At the start, players use black paint to colour a white background by flicking the controller at different angles to turn nothing into something. As they do so the screen starts to fill and the player starts to move forward, pathways start to form and the environment comes to life as the world evolves into an interactive painting.
The Unfinished Swan is largely about exploration as you step into the role of Monroe, a young boy who has a spent his childhood in an orphanage after his mother died. To keep a memory of his mother, he took with him a piece of art that she painted called The Unfinished Swan, but one night the swan vanishes. Monroe follows the swan’s footprints through a doorway and steps into a surreal ink-flicking world where his search begins.
Though we’ve seen a similar kind of art-style with the likes of the PSN classic Journey, there’s a unique glow of satisfaction gained from seeing The Unfinished Swan spring into life from literally nothing; and we felt a tingle of anticipation from not knowing what we were about to uncover. As castles build and hidden pathways leading to collectibles emerge, Giant Sparrow’s goal of developing a game that “creates a sense of wonder” appears to have been achieved.
The pace of the gameplay is deliberately slow and the audio minimal through the first 15 minutes of play as you begin exploring the stark environment, wondering which way you’re supposed to go and what you might discover. As detailed pictures form, the simple black on white art-style doesn’t dampen the appeal, but serves to add to its mystery.

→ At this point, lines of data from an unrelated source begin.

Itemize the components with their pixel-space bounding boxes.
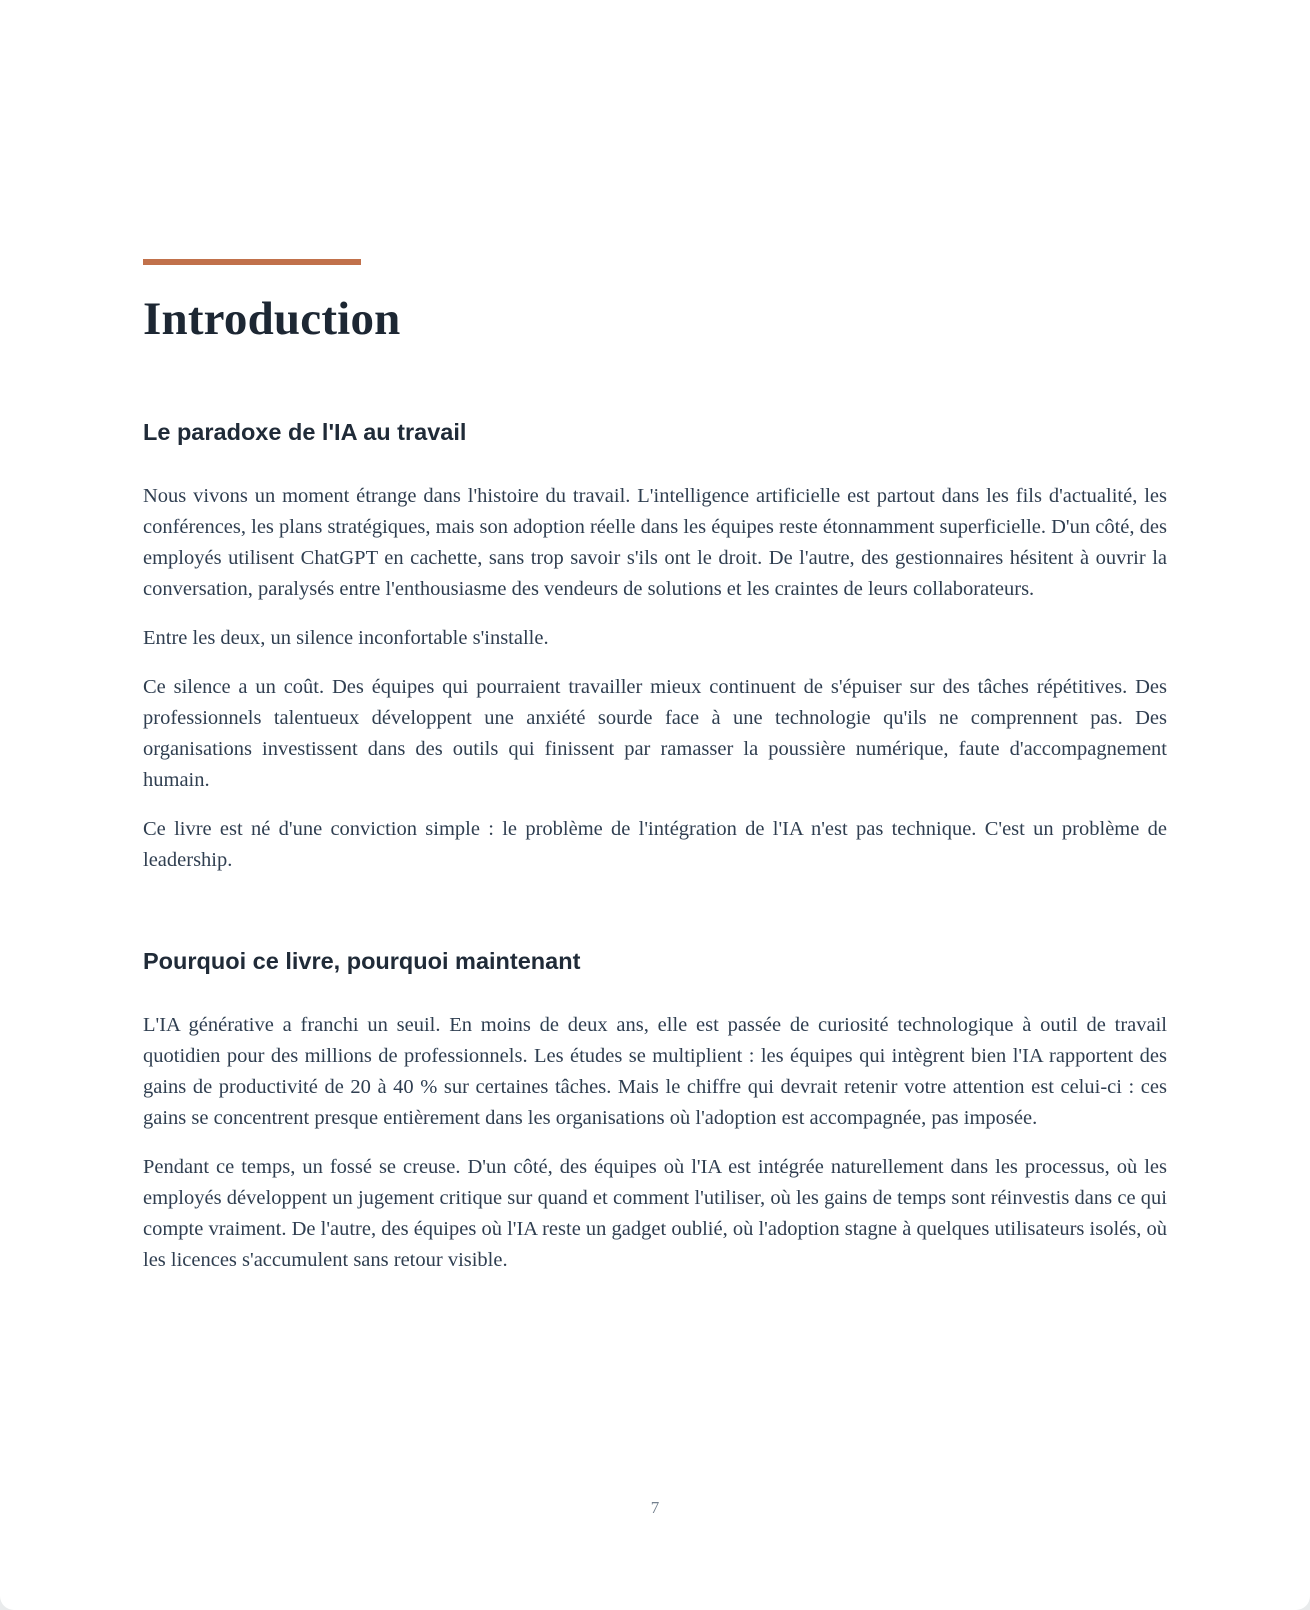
page-content <box>0 259 1310 1276</box>
chapter-title: Introduction <box>143 293 401 345</box>
paragraph: Ce silence a un coût. Des équipes qui pourraient travailler mieux continuent de s'épuiser sur des tâches répétitives. Des professionnels talentueux développent une anxiété sourde face à une technologie qu'ils ne comprennent pas. Des organisations investissent dans des outils qui finissent par ramasser la poussière numérique, faute d'accompagnement humain. <box>143 676 1167 791</box>
paragraph: L'IA générative a franchi un seuil. En moins de deux ans, elle est passée de curiosité technologique à outil de travail quotidien pour des millions de professionnels. Les études se multiplient : les équipes qui intègrent bien l'IA rapportent des gains de productivité de 20 à 40 % sur certaines tâches. Mais le chiffre qui devrait retenir votre attention est celui-ci : ces gains se concentrent presque entièrement dans les organisations où l'adoption est accompagnée, pas imposée. <box>143 1014 1167 1129</box>
paragraph: Pendant ce temps, un fossé se creuse. D'un côté, des équipes où l'IA est intégrée naturellement dans les processus, où les employés développent un jugement critique sur quand et comment l'utiliser, où les gains de temps sont réinvestis dans ce qui compte vraiment. De l'autre, des équipes où l'IA reste un gadget oublié, où l'adoption stagne à quelques utilisateurs isolés, où les licences s'accumulent sans retour visible. <box>143 1156 1167 1271</box>
page-footer <box>0 1498 1310 1518</box>
section-heading: Le paradoxe de l'IA au travail <box>143 419 467 445</box>
paragraph: Ce livre est né d'une conviction simple : le problème de l'intégration de l'IA n'est pas technique. C'est un problème de leadership. <box>143 818 1167 871</box>
paragraph: Entre les deux, un silence inconfortable s'installe. <box>143 627 549 649</box>
section-pourquoi <box>143 946 1167 1276</box>
section-paradoxe <box>143 417 1167 876</box>
paragraph: Nous vivons un moment étrange dans l'histoire du travail. L'intelligence artificielle est partout dans les fils d'actualité, les conférences, les plans stratégiques, mais son adoption réelle dans les équipes reste étonnamment superficielle. D'un côté, des employés utilisent ChatGPT en cachette, sans trop savoir s'ils ont le droit. De l'autre, des gestionnaires hésitent à ouvrir la conversation, paralysés entre l'enthousiasme des vendeurs de solutions et les craintes de leurs collaborateurs. <box>143 485 1167 600</box>
section-heading: Pourquoi ce livre, pourquoi maintenant <box>143 948 581 974</box>
accent-rule <box>143 259 361 265</box>
page-number: 7 <box>650 1498 660 1517</box>
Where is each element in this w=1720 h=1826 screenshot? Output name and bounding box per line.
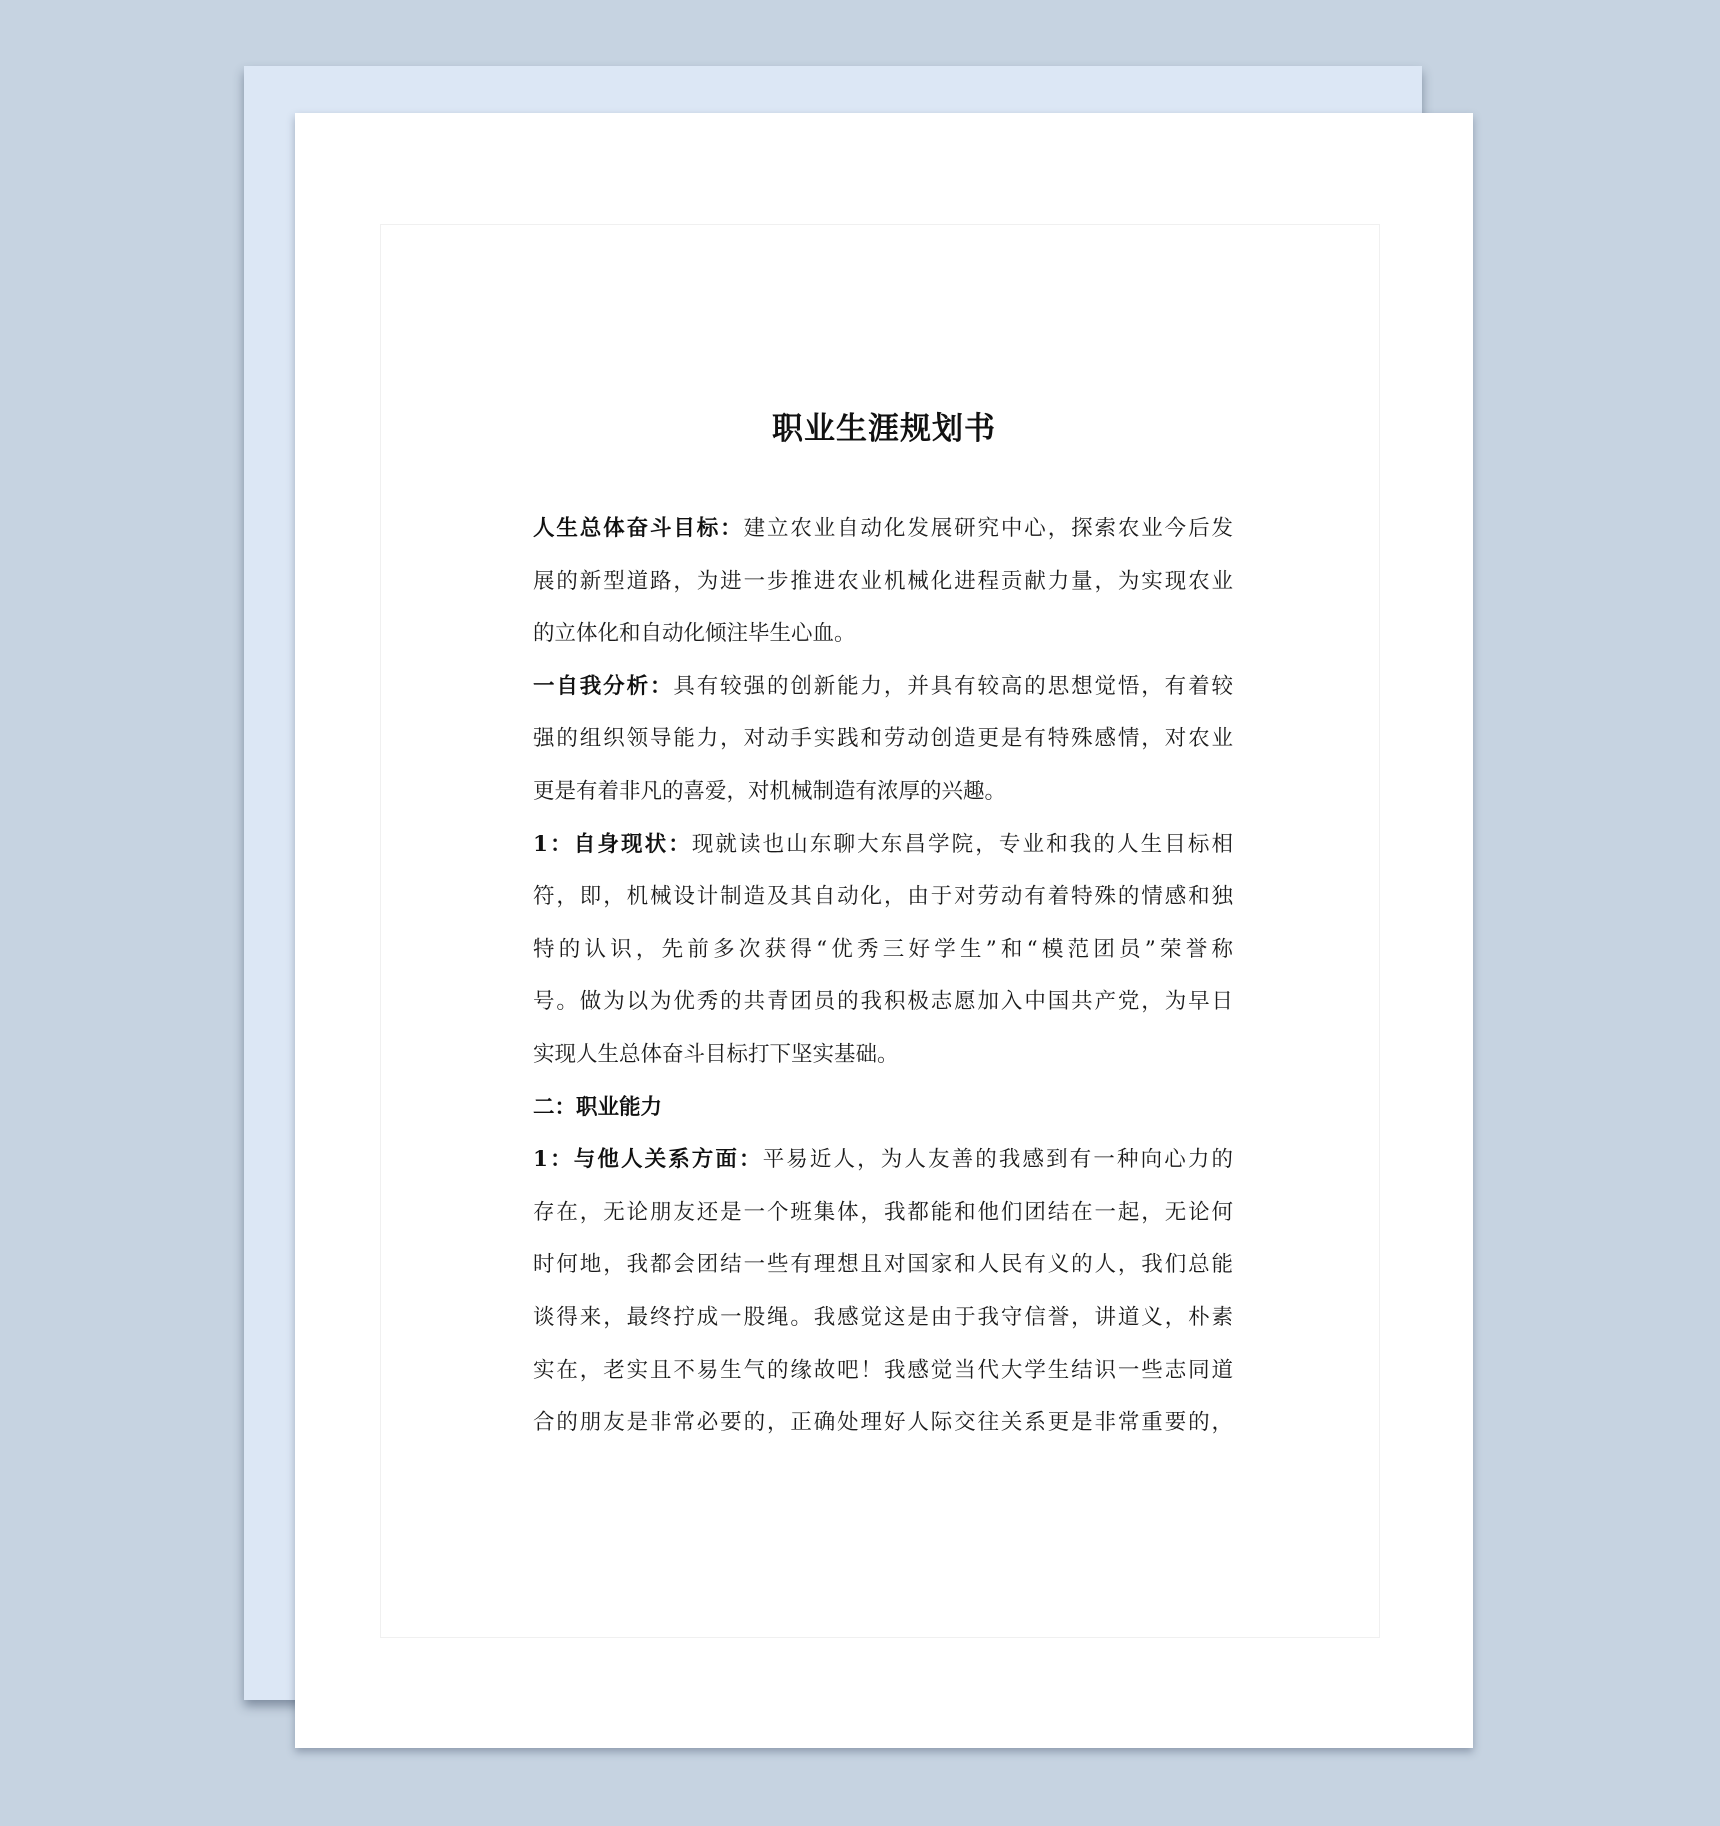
body-text: 强的组织领导能力，对动手实践和劳动创造更是有特殊感情，对农业	[533, 726, 1233, 752]
text-line	[533, 608, 1233, 661]
body-text: 具有较强的创新能力，并具有较高的思想觉悟，有着较	[673, 673, 1233, 699]
body-text: 号。做为以为优秀的共青团员的我积极志愿加入中国共产党，为早日	[533, 989, 1233, 1015]
body-text: 实现人生总体奋斗目标打下坚实基础。	[533, 1041, 899, 1067]
body-text: 时何地，我都会团结一些有理想且对国家和人民有义的人，我们总能	[533, 1252, 1233, 1278]
body-text: 合的朋友是非常必要的，正确处理好人际交往关系更是非常重要的，	[533, 1410, 1233, 1436]
text-line	[533, 713, 1233, 766]
document-title: 职业生涯规划书	[772, 411, 996, 447]
section-heading: 人生总体奋斗目标：	[533, 516, 744, 541]
section-heading: 二：职业能力	[533, 1094, 663, 1120]
text-line	[533, 556, 1233, 609]
body-text: 平易近人，为人友善的我感到有一种向心力的	[762, 1147, 1233, 1173]
section-heading: 一自我分析：	[533, 673, 674, 699]
text-line	[533, 1292, 1233, 1345]
body-text: 更是有着非凡的喜爱，对机械制造有浓厚的兴趣。	[533, 778, 1007, 804]
text-line	[533, 1029, 1233, 1082]
body-text: 符，即，机械设计制造及其自动化，由于对劳动有着特殊的情感和独	[533, 884, 1233, 910]
body-text: 现就读也山东聊大东昌学院，专业和我的人生目标相	[691, 831, 1233, 857]
text-line	[533, 1187, 1233, 1240]
body-text: 特的认识，先前多次获得“优秀三好学生”和“模范团员”荣誉称	[533, 936, 1233, 962]
section-heading: 1：与他人关系方面：	[533, 1147, 763, 1173]
body-text: 建立农业自动化发展研究中心，探索农业今后发	[743, 516, 1233, 541]
body-text: 的立体化和自动化倾注毕生心血。	[533, 621, 856, 647]
text-line	[533, 819, 1233, 872]
text-line	[533, 1082, 1233, 1135]
body-text: 谈得来，最终拧成一股绳。我感觉这是由于我守信誉，讲道义，朴素	[533, 1304, 1233, 1330]
text-line	[533, 1239, 1233, 1292]
body-text: 实在，老实且不易生气的缘故吧！我感觉当代大学生结识一些志同道	[533, 1357, 1233, 1383]
text-line	[533, 1397, 1233, 1450]
text-line	[533, 503, 1233, 556]
text-line	[533, 661, 1233, 714]
text-line	[533, 924, 1233, 977]
text-line	[533, 871, 1233, 924]
text-line	[533, 1134, 1233, 1187]
text-line	[533, 976, 1233, 1029]
body-text: 存在，无论朋友还是一个班集体，我都能和他们团结在一起，无论何	[533, 1199, 1233, 1225]
body-text: 展的新型道路，为进一步推进农业机械化进程贡献力量，为实现农业	[533, 568, 1233, 594]
section-heading: 1：自身现状：	[533, 831, 692, 857]
text-line	[533, 766, 1233, 819]
document-body	[533, 503, 1233, 1450]
text-line	[533, 1345, 1233, 1398]
document-page	[295, 113, 1473, 1748]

Splashes of colour begin to emerge in the form of collectibles ripe for players with a sense of deep exploration, while later levels show that The Unfinished Swan isn’t just a one-trick wonder by introducing various substances that you can flick at the screen. In one level, players use water to make vines grow through a courtyard to enable them to climb up and continue following the swan’s footprints.
Each level promises to offer something a little different in terms of visual style and gameplay, with puzzle-solving scenarios mixed up with periods of exploration, which should serve to give the game a certain level of structure and linearity. They'll also be an environment boasting a black background where players have to flick white paint to bring the canvas to life.
The Unfinished Swan may stand out as something of a novelty within a sea of loud, gun-wielding games later this year, but its slow pace, minimalistic art-style and unpredictable discoveries already feel totally refreshing. If Giant Sparrow can keep up that sense of wonder throughout the game then The Unfinished Swan could well be that breath of fresh air that PS Move has been crying out for.
A release date for The Unfinished Swan has yet to be confirmed.